The data centre sector in Italy is still small but it is set to grow exponentially, as 83 new hubs will open by 2025 with an investment of up to €15 billion. This information has emerged from the first Data Centre Observatory, new research conducted by the Milan Polytechnic’s School of Management.
Last year saw a spike in activity in the sector, with 23 different companies announcing plans to open new data centres, including eight groups that had not operated in Italy before. The new hubs have led to a 23% increase in rated energy output to 430MW.
“The Italian data centre economy has an unprecedented opportunity, with a potential €15 billion in investments by the end of 2025,” said Alessandro Piva, director, Osservatorio Data Center. “These critical infrastructures provide the foundations for the development of a national digital market and make Italy an important player in the European context at a crucial time for data management and Cloud sovereignty.”
The colocation sector – a type of data centre where equipment, space and bandwidth are available for rental to retail customers, has grown to €654 million, a 10% increase on 2022, and the expectation is that it will more than double by 2025.
There are five main data centre hubs in Europe: London, Frankfurt, Amsterdam, Paris and Dublin. However, they have been slowing down recently, says Piva, and this gives new entrants like Italy a chance to enter the fray.
Milan, Italy’s economic and business capital, is the most advanced in the sector, but it 184MW capacity is still a fraction of Frankfurt’s 791MW.

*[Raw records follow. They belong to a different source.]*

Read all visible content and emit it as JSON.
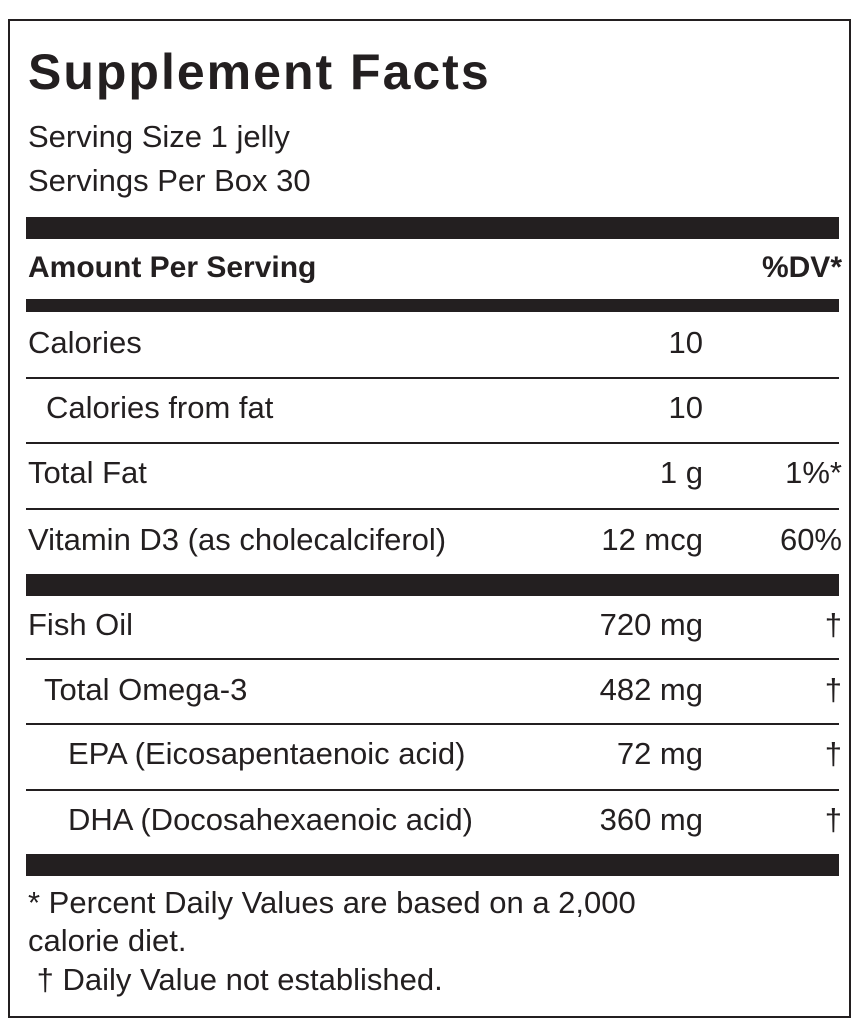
{
  "title": "Supplement Facts",
  "serving_size": "Serving Size 1 jelly",
  "servings_per": "Servings Per Box 30",
  "header": {
    "amount": "Amount Per Serving",
    "dv": "%DV*"
  },
  "rows": [
    {
      "label": "Calories",
      "amount": "10",
      "dv": ""
    },
    {
      "label": "Calories from fat",
      "amount": "10",
      "dv": ""
    },
    {
      "label": "Total Fat",
      "amount": "1 g",
      "dv": "1%*"
    },
    {
      "label": "Vitamin D3 (as cholecalciferol)",
      "amount": "12 mcg",
      "dv": "60%"
    },
    {
      "label": "Fish Oil",
      "amount": "720 mg",
      "dv": "†"
    },
    {
      "label": "Total Omega-3",
      "amount": "482 mg",
      "dv": "†"
    },
    {
      "label": "EPA (Eicosapentaenoic acid)",
      "amount": "72 mg",
      "dv": "†"
    },
    {
      "label": "DHA (Docosahexaenoic acid)",
      "amount": "360 mg",
      "dv": "†"
    }
  ],
  "footnotes": {
    "line1": "* Percent Daily Values are based on a 2,000",
    "line2": "calorie diet.",
    "line3": " † Daily Value not established."
  }
}
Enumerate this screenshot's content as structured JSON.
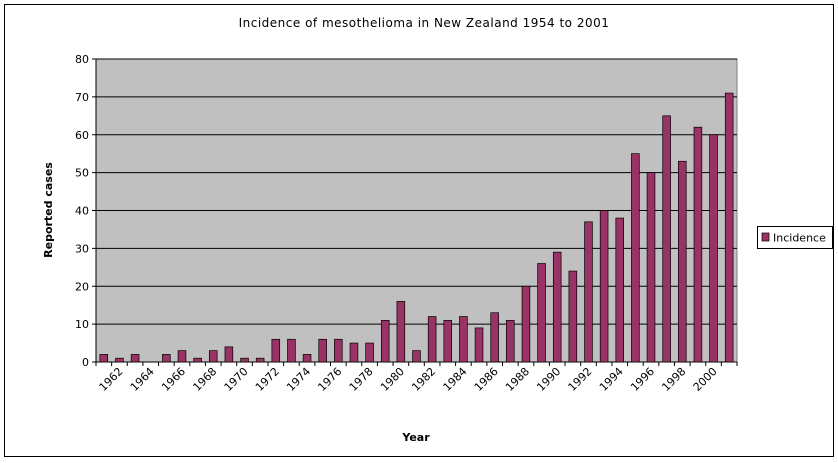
{
  "chart_data": {
    "type": "bar",
    "title": "Incidence of mesothelioma in New Zealand 1954 to 2001",
    "x_label": "Year",
    "y_label": "Reported cases",
    "categories": [
      null,
      "1962",
      null,
      "1964",
      null,
      "1966",
      null,
      "1968",
      null,
      "1970",
      null,
      "1972",
      null,
      "1974",
      null,
      "1976",
      null,
      "1978",
      null,
      "1980",
      null,
      "1982",
      null,
      "1984",
      null,
      "1986",
      null,
      "1988",
      null,
      "1990",
      null,
      "1992",
      null,
      "1994",
      null,
      "1996",
      null,
      "1998",
      null,
      "2000",
      null
    ],
    "series": [
      {
        "name": "Incidence",
        "color": "#993366",
        "values": [
          2,
          1,
          2,
          0,
          2,
          3,
          1,
          3,
          4,
          1,
          1,
          6,
          6,
          2,
          6,
          6,
          5,
          5,
          11,
          16,
          3,
          12,
          11,
          12,
          9,
          13,
          11,
          20,
          26,
          29,
          24,
          37,
          40,
          38,
          55,
          50,
          65,
          53,
          62,
          60,
          71
        ]
      }
    ],
    "ylim": [
      0,
      80
    ],
    "yticks": [
      0,
      10,
      20,
      30,
      40,
      50,
      60,
      70,
      80
    ],
    "grid": true,
    "legend": "right"
  }
}
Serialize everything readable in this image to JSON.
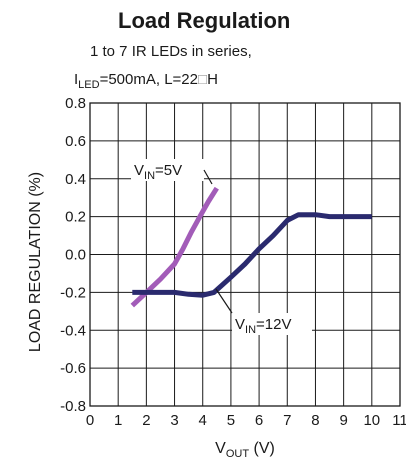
{
  "chart_data": {
    "type": "line",
    "title": "Load Regulation",
    "subtitle_line1": "1 to 7 IR LEDs in series,",
    "subtitle_line2": {
      "prefix": "I",
      "sub": "LED",
      "rest": "=500mA, L=22",
      "box": "□",
      "unit": "H"
    },
    "xlabel": {
      "prefix": "V",
      "sub": "OUT",
      "rest": " (V)"
    },
    "ylabel": "LOAD REGULATION (%)",
    "xlim": [
      0,
      11
    ],
    "ylim": [
      -0.8,
      0.8
    ],
    "x_ticks": [
      "0",
      "1",
      "2",
      "3",
      "4",
      "5",
      "6",
      "7",
      "8",
      "9",
      "10",
      "11"
    ],
    "y_ticks": [
      "0.8",
      "0.6",
      "0.4",
      "0.2",
      "0.0",
      "-0.2",
      "-0.4",
      "-0.6",
      "-0.8"
    ],
    "grid": true,
    "series": [
      {
        "name": "VIN=5V",
        "color": "#a25cb8",
        "x": [
          1.5,
          2.0,
          2.5,
          3.0,
          3.3,
          3.6,
          3.9,
          4.2,
          4.5
        ],
        "y": [
          -0.27,
          -0.2,
          -0.13,
          -0.05,
          0.03,
          0.12,
          0.2,
          0.28,
          0.35
        ]
      },
      {
        "name": "VIN=12V",
        "color": "#2a2a6e",
        "x": [
          1.5,
          2.0,
          3.0,
          3.5,
          4.0,
          4.4,
          5.0,
          5.5,
          6.0,
          6.5,
          7.0,
          7.4,
          8.0,
          8.5,
          9.0,
          10.0
        ],
        "y": [
          -0.2,
          -0.2,
          -0.2,
          -0.21,
          -0.215,
          -0.2,
          -0.12,
          -0.05,
          0.03,
          0.1,
          0.18,
          0.21,
          0.21,
          0.2,
          0.2,
          0.2
        ]
      }
    ],
    "annotations": [
      {
        "series": "VIN=5V",
        "prefix": "V",
        "sub": "IN",
        "rest": "=5V"
      },
      {
        "series": "VIN=12V",
        "prefix": "V",
        "sub": "IN",
        "rest": "=12V"
      }
    ]
  },
  "colors": {
    "grid": "#1a1a1a",
    "text": "#1a1a1a",
    "background": "#ffffff"
  }
}
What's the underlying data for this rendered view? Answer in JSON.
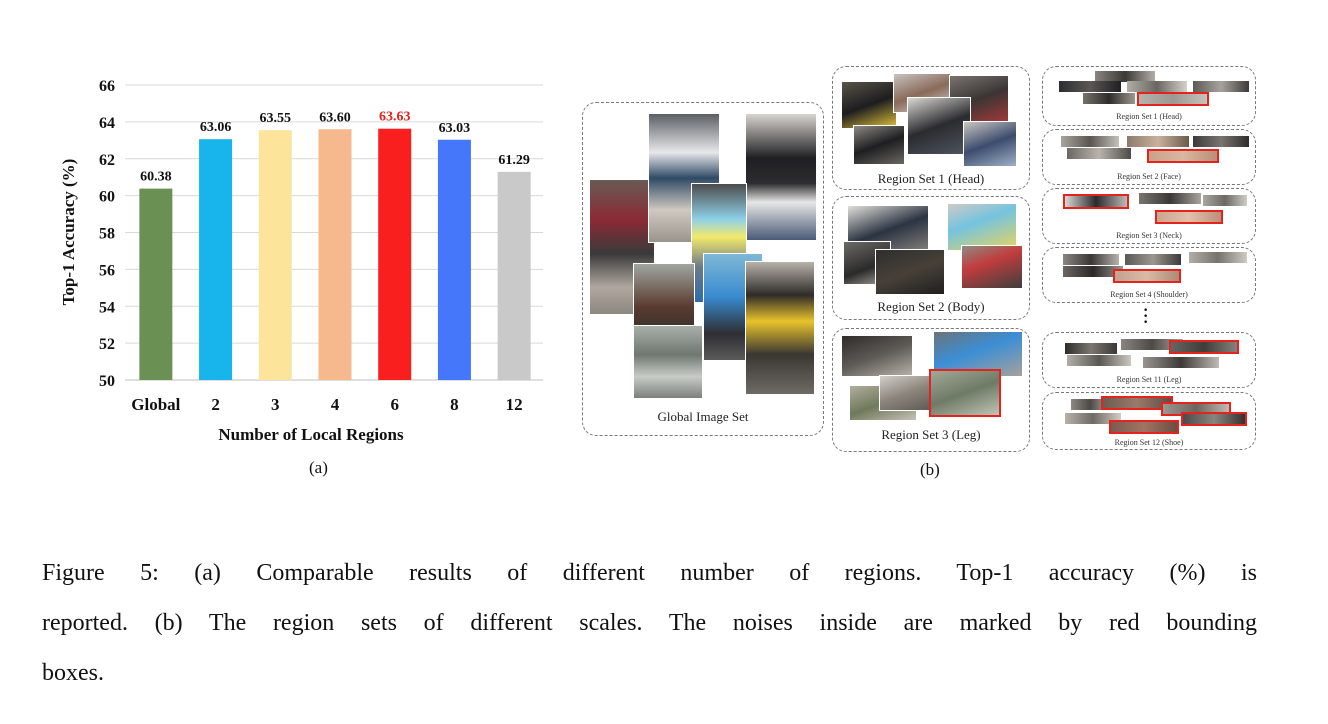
{
  "chart_data": {
    "type": "bar",
    "categories": [
      "Global",
      "2",
      "3",
      "4",
      "6",
      "8",
      "12"
    ],
    "values": [
      60.38,
      63.06,
      63.55,
      63.6,
      63.63,
      63.03,
      61.29
    ],
    "value_labels": [
      "60.38",
      "63.06",
      "63.55",
      "63.60",
      "63.63",
      "63.03",
      "61.29"
    ],
    "colors": [
      "#6a9153",
      "#17b5ec",
      "#fde49b",
      "#f6b98e",
      "#fa1f1f",
      "#4577fa",
      "#c9c9c9"
    ],
    "highlight_index": 4,
    "highlight_label_color": "#e5231c",
    "xlabel": "Number of Local Regions",
    "ylabel": "Top-1 Accuracy (%)",
    "ylim": [
      50,
      66
    ],
    "yticks": [
      "50",
      "52",
      "54",
      "56",
      "58",
      "60",
      "62",
      "64",
      "66"
    ],
    "grid": true,
    "legend": "none"
  },
  "figure_a": {
    "label": "(a)"
  },
  "figure_b": {
    "label": "(b)",
    "global_set": "Global Image Set",
    "mid_sets": [
      "Region Set 1 (Head)",
      "Region Set 2 (Body)",
      "Region Set 3 (Leg)"
    ],
    "right_sets": [
      "Region Set 1 (Head)",
      "Region Set 2 (Face)",
      "Region Set 3 (Neck)",
      "Region Set 4 (Shoulder)",
      "Region Set 11 (Leg)",
      "Region Set 12 (Shoe)"
    ],
    "noise_color": "#e5231c"
  },
  "caption": {
    "line1": "Figure 5:  (a) Comparable results of different number of regions.  Top-1 accuracy (%) is",
    "line2": "reported.  (b) The region sets of different scales.  The noises inside are marked by red bounding",
    "line3": "boxes."
  }
}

Italy’s chance to grow the sector is also hampered by red tape and the lack of clear regulations at national level. Data centres are classified as generic industrial assets, subject to lengthy assessments before being granted the necessary permits.
The study by Milan Polytechnic emphasises that the Italian authorities should encourage the sector’s growth by classifying data centres as ‘special’ assets, subject to different procedures and to be fast-tracked in the application process.
Another issue is that more power is needed for large data centres (over 10MW), so more investments are needed to upgrade the national power grid as well as more cooperation between public and private entities.
“Italy has begun to narrow the infrastructure gap on data centres and Milan and Rome have consolidated their position as first and second hub,” said Marina Natalucci, director, Osservatorio Data Center. “In the next two years we could see exponential growth, but only if Italy will create the conditions to attract the big players, which will require close coordination between institutions and companies.”